CAPÍTULO 42
Cuando la Preysler es más joven que sus hijas

La mujer envejece mal, incluso muy mal. La Naturaleza, tan próvida en tantas cosas con ella, le ha gastado esa putada.

El mayor problema de la mujer es conservar la apariencia de una veinteañera genéticamente idónea para la procreación que atrae al macho proveedor-protector y, de paso, hace que sus coetáneas peor conservadas que ella se mueran de envidia[365].

Ya pasaron los venturosos tiempos en que el tocador de una mujer se limitaba a una polvera, un tubito de rímel, un bote de crema Bella Aurora y una pastilla de jabón Heno de Pravia, los tiempos en que Carmen Sevilla se alisaba las arrugas del cuello cogiéndose en el cogote, con un esparadrapo, un dobladillo de piel fláccida.

Hoy el tocador femenino requiere un fuerte desembolso patrimonial. La ciencia y la técnica (representadas por clínicas estéticas) se combinan y aúnan esfuerzos en su afán de vender juventud a mujeres que con la edad han alcanzado cierta capacidad adquisitiva: el tratamiento atlean, la terapia celular, el antigravity, el tratamiento imperial, el Radar-10, la recuperación volumétrica global (o gentle lift), los mallados tensores de ácido poliláctico, el láser Fraxel, el efecto flash, la bioplastia y otros milagros que le devolverán la juventud (más o menos).

Como todo eso falla, natural, las obligan a recurrir a métodos más radicales: gimnasios, masajes, dietas milagrosas y, finalmente, cirugía estética.

Cuando algún marido angustiado por las facturas acude a mi consulta, yo siempre le digo lo mismo:

—Mira la parte positiva. Tú te has fijado cómo están Tita Cervera y la duquesa de Alba, ¿no? Pues así de joven y atractiva te pueden dejar a tu mujer.

—Entonces, ¿qué hago?

—Tu mujer está convencida de lo que hace y dispuesta a seguir, ¿no?

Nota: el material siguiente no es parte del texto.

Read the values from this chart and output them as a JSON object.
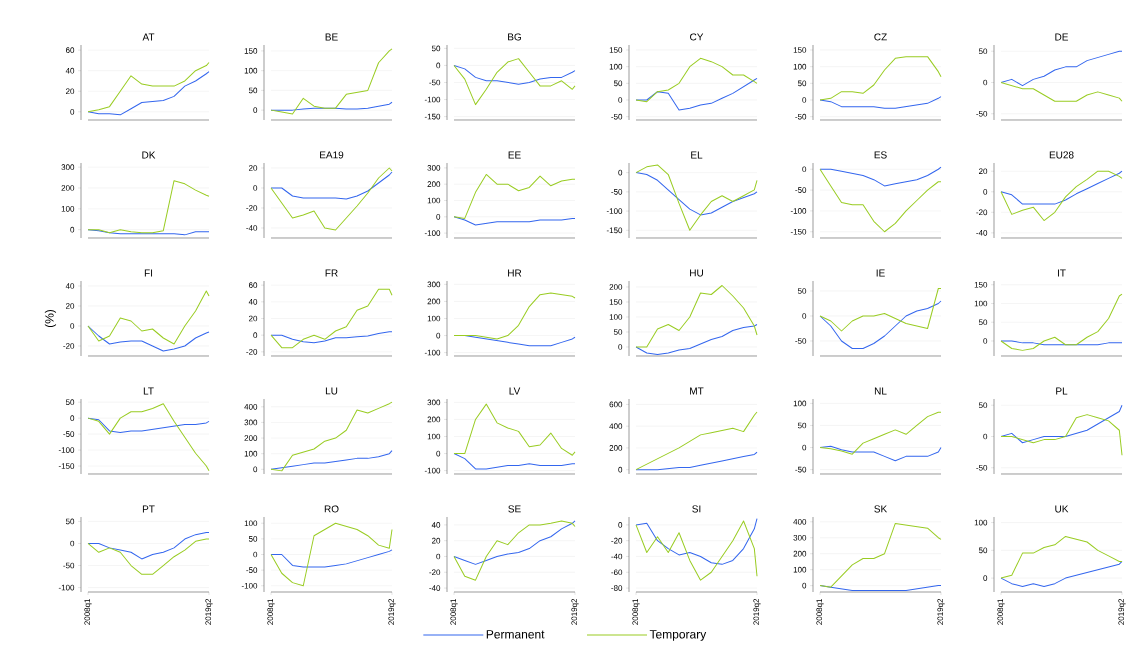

Pues date por follado. Tú no eres nadie para interponerte entre la ciencia-restauradora-que-hace-milagros y su felicidad. Es más: tienes la obligación moral de devolverle, aunque sólo sea en una mínima parte, toda esa felicidad que te ha procurado en treinta años de matrimonio.

Debe de ser casualidad que cuanto menos culta y preparada sea la mujer, más gaste en falsificar su apariencia. Brasil y Colombia están a la cabeza del mundo en tetas siliconadas. En Europa, lleva la delantera España, como no podía ser de otro modo. Aquí se practican unos cincuenta mil implantes mamarios al año[366].

—¡Oye, rico, que estas tetas son de una servidora! —te advierte la chica con la que intimas con vistas al posible apareamiento.

Y suele ser verdad. Porque la financiación fue a 30, 60 y 90, lo habitual, y ya ha terminado de pagarlas.

Oigamos a la feminista australiana Germaine Creer: «Como la celulitis no mata y tampoco desaparece, es una mina de oro para los médicos, nutricionistas, naturópatas, aromaterapeutas, expertos en fitness y organizadores de planes de vida. Los fabricantes de cremas, aparatos de ejercicio, cepillos para eliminar las células muertas y suplementos dietéticos ganan un pastón gracias al disgusto, atentamente cultivado, que sienten las mujeres por sus propios cuerpos […]. La tiranía de la belleza funciona en dos frentes: por un lado está la publicidad, diciéndonos que a los cuarenta debemos tener un cuerpo de veinte porque el macho sólo busca a la joven en edad reproductora. Y luego está la presión interna que hemos recibido siempre, en la educación, porque desde pequeñas se nos ha educado para dar siempre la mejor imagen como mujer».

Si algo hemos aprendido los hombres es que una mujer jamás acepta serenamente el paso de los años. Sarah Bernhardt, una de las mujeres más seductoras e inteligentes del siglo XIX, se retrató metida en su ataúd a los treinta años, aunque no murió hasta los ochenta (era entonces costumbre fotografiar a los muertos para la posteridad)[367]. De este modo, en su fotografía mortuoria aparece tan bella como en la lozanía de su edad, que, como saben los entendidos, sólo alcanza la mujer entre los treinta y los cuarenta, no antes.